I remember little Dylan, who, when I asked him to write a little about himself on the first day of school, wrote, "I'm a brat. I hate to write." Well, he wasn't a brat. Neither did he hate to write. He just didn't know it yet. Writing block truly brought out the best in Dylan. It turned out that Dylan just wasn't a very good speller. Well, word block was going to remedy that. But in the meantime, when Dylan discovered that spelling doesn't have to be perfect in writing block, he really blossomed as a writer. His stories went from the two-sentences I received on the first day of school to 10 or more pages of well-developed imaginative writing. Dylan is just one example of a child whose whole attitude about school was changed by Four Blocks. I could relate similar stories about children who were affected by each of the other three blocks as well.

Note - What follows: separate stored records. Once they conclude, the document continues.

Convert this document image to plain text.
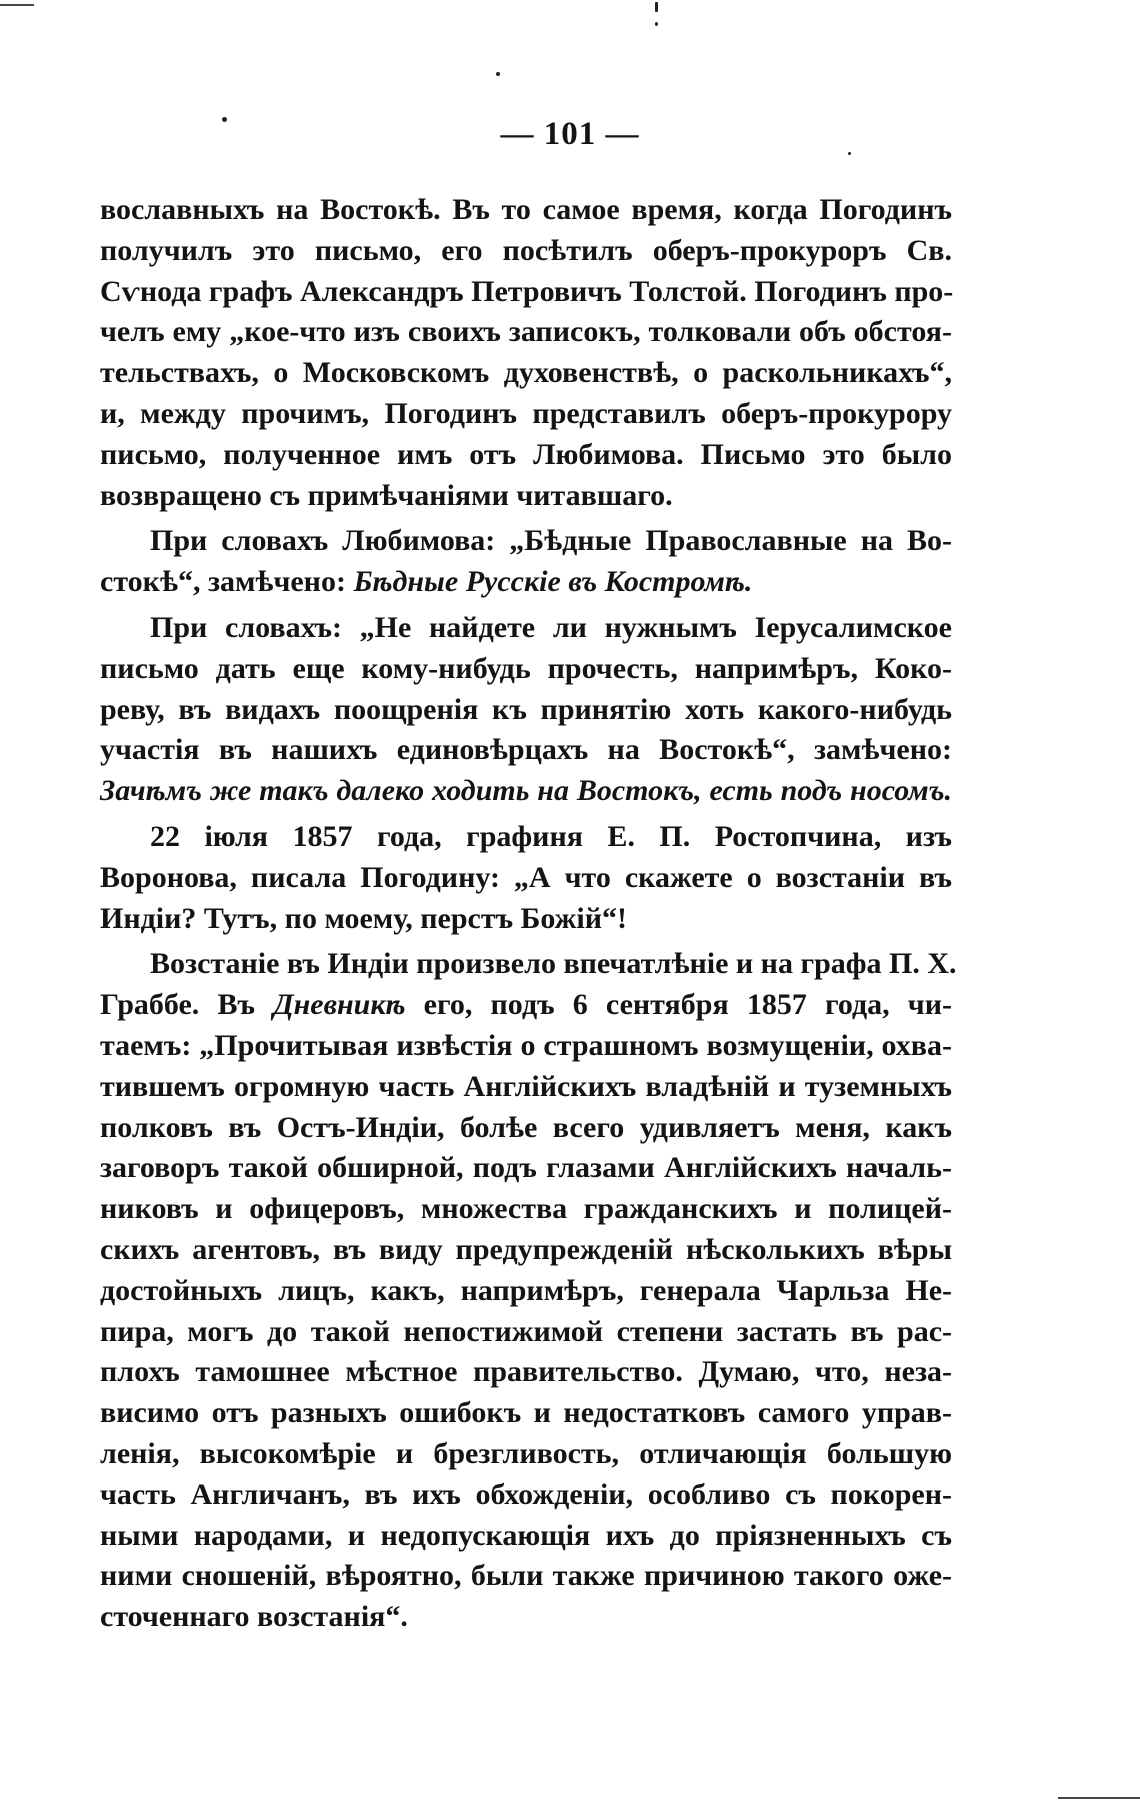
— 101 —
вославныхъ на Востокѣ. Въ то самое время, когда Погодинъ
получилъ это письмо, его посѣтилъ оберъ-прокуроръ Св.
Сѵнода графъ Александръ Петровичъ Толстой. Погодинъ про-
челъ ему „кое-что изъ своихъ записокъ, толковали объ обстоя-
тельствахъ, о Московскомъ духовенствѣ, о раскольникахъ“,
и, между прочимъ, Погодинъ представилъ оберъ-прокурору
письмо, полученное имъ отъ Любимова. Письмо это было
возвращено съ примѣчаніями читавшаго.
При словахъ Любимова: „Бѣдные Православные на Во-
стокѣ“, замѣчено: Бѣдные Русскіе въ Костромѣ.
При словахъ: „Не найдете ли нужнымъ Іерусалимское
письмо дать еще кому-нибудь прочесть, напримѣръ, Коко-
реву, въ видахъ поощренія къ принятію хоть какого-нибудь
участія въ нашихъ единовѣрцахъ на Востокѣ“, замѣчено:
Зачѣмъ же такъ далеко ходить на Востокъ, есть подъ носомъ.
22 іюля 1857 года, графиня Е. П. Ростопчина, изъ
Воронова, писала Погодину: „А что скажете о возстаніи въ
Индіи? Тутъ, по моему, перстъ Божій“!
Возстаніе въ Индіи произвело впечатлѣніе и на графа П. Х.
Граббе. Въ Дневникѣ его, подъ 6 сентября 1857 года, чи-
таемъ: „Прочитывая извѣстія о страшномъ возмущеніи, охва-
тившемъ огромную часть Англійскихъ владѣній и туземныхъ
полковъ въ Остъ-Индіи, болѣе всего удивляетъ меня, какъ
заговоръ такой обширной, подъ глазами Англійскихъ началь-
никовъ и офицеровъ, множества гражданскихъ и полицей-
скихъ агентовъ, въ виду предупрежденій нѣсколькихъ вѣры
достойныхъ лицъ, какъ, напримѣръ, генерала Чарльза Не-
пира, могъ до такой непостижимой степени застать въ рас-
плохъ тамошнее мѣстное правительство. Думаю, что, неза-
висимо отъ разныхъ ошибокъ и недостатковъ самого управ-
ленія, высокомѣріе и брезгливость, отличающія большую
часть Англичанъ, въ ихъ обхожденіи, особливо съ покорен-
ными народами, и недопускающія ихъ до пріязненныхъ съ
ними сношеній, вѣроятно, были также причиною такого оже-
сточеннаго возстанія“.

At the beginning and end of the year, I conducted literacy attitude surveys for both reading and writing. I was amazed at the difference in responses over 9 short months. By year's end, most every student in my class professed a love of reading and writing.

In the spring, a grant was available from our intermediate unit. I wrote an application and was thrilled to have it funded. With the money, we brought in Deb Smith, an awesome Four Blocks presenter. Over 45 teachers from seven area school districts attended. One of them readily admitted that she entered the workshop with a totally closed mind and left completely hooked on the idea of Four Blocks. At the last meeting of my early literacy class, I wish I had a dime for every time Four Blocks was brought up in the discussion or a Four Blocks resource book was passed around the circle. The excitement is so great that our intermediate unit has arranged to bring Deb Smith back for an "Extending the Four Blocks" workshop in August. The number of "new kids on the block" is growing!

I may have helped to light the Four Blocks fire in our area, but my fellow educators are fanning the flames. A friend pointed out the other day that I had probably helped hundreds of children become better readers through my introduction of Four Blocks to other teachers. She asked me how it felt. Well, I hadn't really thought of it before then, but now I can say, it feels good!